Anfang November sorgte eine Ankündigung aus Italien für Schlagzeilen: Bildungsminister Lorenzo Fioramonti verkündete, er werde den Klimaschutz zum verpflichtenden Lehrinhalt in allen staatlichen Schulen machen. Etwa eine Schulstunde pro Woche soll Aspekte rund um den Klimawandel demnach ab Herbst 2020 thematisieren. Das Ziel sei es, Nachhaltigkeit und Klima zum Zentrum des Bildungsmodells zu machen.

Tatsächlich sind Italien aber auch Deutschland und alle weiteren Unterzeichnerstaaten der Nachhaltigkeitsagenda der Vereinten Nationen (UN) zur Förderung einer " Bildung für nachhaltige Entwicklung" (BNE) verpflichtet.

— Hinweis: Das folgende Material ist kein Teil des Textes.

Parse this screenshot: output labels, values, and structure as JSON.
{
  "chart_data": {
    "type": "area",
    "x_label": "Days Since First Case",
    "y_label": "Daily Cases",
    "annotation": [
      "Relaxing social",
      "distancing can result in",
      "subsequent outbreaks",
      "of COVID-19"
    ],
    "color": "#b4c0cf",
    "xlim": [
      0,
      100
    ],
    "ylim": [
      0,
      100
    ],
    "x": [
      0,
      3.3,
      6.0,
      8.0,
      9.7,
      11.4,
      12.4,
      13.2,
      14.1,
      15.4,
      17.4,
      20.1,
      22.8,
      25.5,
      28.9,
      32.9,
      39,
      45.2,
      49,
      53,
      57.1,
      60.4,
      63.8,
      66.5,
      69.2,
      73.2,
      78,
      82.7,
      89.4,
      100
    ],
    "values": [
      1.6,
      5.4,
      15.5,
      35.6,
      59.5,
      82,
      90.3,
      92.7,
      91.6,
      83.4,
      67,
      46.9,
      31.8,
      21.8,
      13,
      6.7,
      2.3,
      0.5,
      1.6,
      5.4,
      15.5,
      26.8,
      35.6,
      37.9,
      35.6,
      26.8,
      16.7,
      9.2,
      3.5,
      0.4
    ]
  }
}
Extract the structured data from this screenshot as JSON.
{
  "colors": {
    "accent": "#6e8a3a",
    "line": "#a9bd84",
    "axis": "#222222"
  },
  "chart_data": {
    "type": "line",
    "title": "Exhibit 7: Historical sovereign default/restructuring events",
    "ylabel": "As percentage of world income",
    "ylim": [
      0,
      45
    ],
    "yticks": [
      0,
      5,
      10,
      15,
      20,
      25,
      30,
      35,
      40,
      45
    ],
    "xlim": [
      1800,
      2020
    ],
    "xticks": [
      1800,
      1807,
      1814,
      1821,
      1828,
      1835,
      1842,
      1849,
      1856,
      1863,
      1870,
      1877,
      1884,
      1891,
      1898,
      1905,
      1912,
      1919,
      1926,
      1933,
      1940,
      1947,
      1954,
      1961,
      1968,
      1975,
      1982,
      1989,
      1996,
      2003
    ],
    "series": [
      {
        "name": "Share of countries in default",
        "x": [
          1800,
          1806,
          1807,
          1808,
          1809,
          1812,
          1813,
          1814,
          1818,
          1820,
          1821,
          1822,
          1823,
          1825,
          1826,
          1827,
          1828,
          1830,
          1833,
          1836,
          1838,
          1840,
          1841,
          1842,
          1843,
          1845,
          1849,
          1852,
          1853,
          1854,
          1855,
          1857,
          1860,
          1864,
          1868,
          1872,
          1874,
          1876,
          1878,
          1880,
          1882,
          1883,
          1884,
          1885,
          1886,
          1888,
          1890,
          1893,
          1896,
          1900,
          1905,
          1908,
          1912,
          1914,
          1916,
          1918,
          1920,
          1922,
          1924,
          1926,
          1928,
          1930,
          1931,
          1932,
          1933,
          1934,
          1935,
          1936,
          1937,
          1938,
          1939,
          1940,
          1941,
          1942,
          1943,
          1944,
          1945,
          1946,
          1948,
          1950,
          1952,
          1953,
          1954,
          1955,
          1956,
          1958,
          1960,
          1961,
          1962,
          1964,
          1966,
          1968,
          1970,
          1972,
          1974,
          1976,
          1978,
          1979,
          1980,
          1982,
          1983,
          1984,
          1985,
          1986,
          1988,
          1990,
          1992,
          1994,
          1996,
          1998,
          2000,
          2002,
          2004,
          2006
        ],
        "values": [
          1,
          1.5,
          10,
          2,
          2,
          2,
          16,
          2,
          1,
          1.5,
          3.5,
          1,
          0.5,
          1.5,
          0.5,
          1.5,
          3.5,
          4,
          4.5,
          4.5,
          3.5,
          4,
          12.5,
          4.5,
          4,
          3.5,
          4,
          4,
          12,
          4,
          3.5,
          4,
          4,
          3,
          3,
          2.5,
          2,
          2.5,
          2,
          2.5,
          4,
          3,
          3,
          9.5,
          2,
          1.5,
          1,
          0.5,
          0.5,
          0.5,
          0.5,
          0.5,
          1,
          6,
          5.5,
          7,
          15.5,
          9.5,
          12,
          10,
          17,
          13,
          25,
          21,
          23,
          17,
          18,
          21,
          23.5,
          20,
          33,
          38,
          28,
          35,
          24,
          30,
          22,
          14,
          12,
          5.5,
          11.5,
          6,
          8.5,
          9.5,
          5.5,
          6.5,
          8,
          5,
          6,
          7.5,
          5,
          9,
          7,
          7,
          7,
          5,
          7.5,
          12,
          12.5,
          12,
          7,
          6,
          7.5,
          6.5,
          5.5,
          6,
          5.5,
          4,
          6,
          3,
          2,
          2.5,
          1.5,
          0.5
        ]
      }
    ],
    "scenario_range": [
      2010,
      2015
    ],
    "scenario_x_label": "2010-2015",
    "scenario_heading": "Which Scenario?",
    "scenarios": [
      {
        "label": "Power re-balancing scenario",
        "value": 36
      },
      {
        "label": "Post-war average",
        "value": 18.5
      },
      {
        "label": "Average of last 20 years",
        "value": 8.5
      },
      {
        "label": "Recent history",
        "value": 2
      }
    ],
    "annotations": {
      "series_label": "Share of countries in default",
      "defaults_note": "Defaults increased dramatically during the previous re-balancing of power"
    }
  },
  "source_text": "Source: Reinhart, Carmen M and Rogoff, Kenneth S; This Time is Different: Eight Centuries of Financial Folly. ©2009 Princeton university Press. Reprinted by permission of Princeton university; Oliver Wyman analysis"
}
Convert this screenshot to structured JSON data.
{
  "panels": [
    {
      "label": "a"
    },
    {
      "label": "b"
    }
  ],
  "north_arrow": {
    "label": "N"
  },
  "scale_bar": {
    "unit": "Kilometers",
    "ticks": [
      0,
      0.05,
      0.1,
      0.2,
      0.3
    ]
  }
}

Dass dabei das Thema Klimawandel nicht außen vor bleiben kann, ist für Gerhard de Haan, Professor für Zukunfts- und Bildungsforschung, selbstverständlich.

In einigen Fächern, wie etwa in Erdkunde, findet man den Klimawandel laut de Haan teils in den neueren Bildungsplänen verankert. Einheitliche Standards, wie intensiv der Wandel und andere Nachhaltigkeitsthemen im Unterricht vermittelt werden, gebe es aber nicht.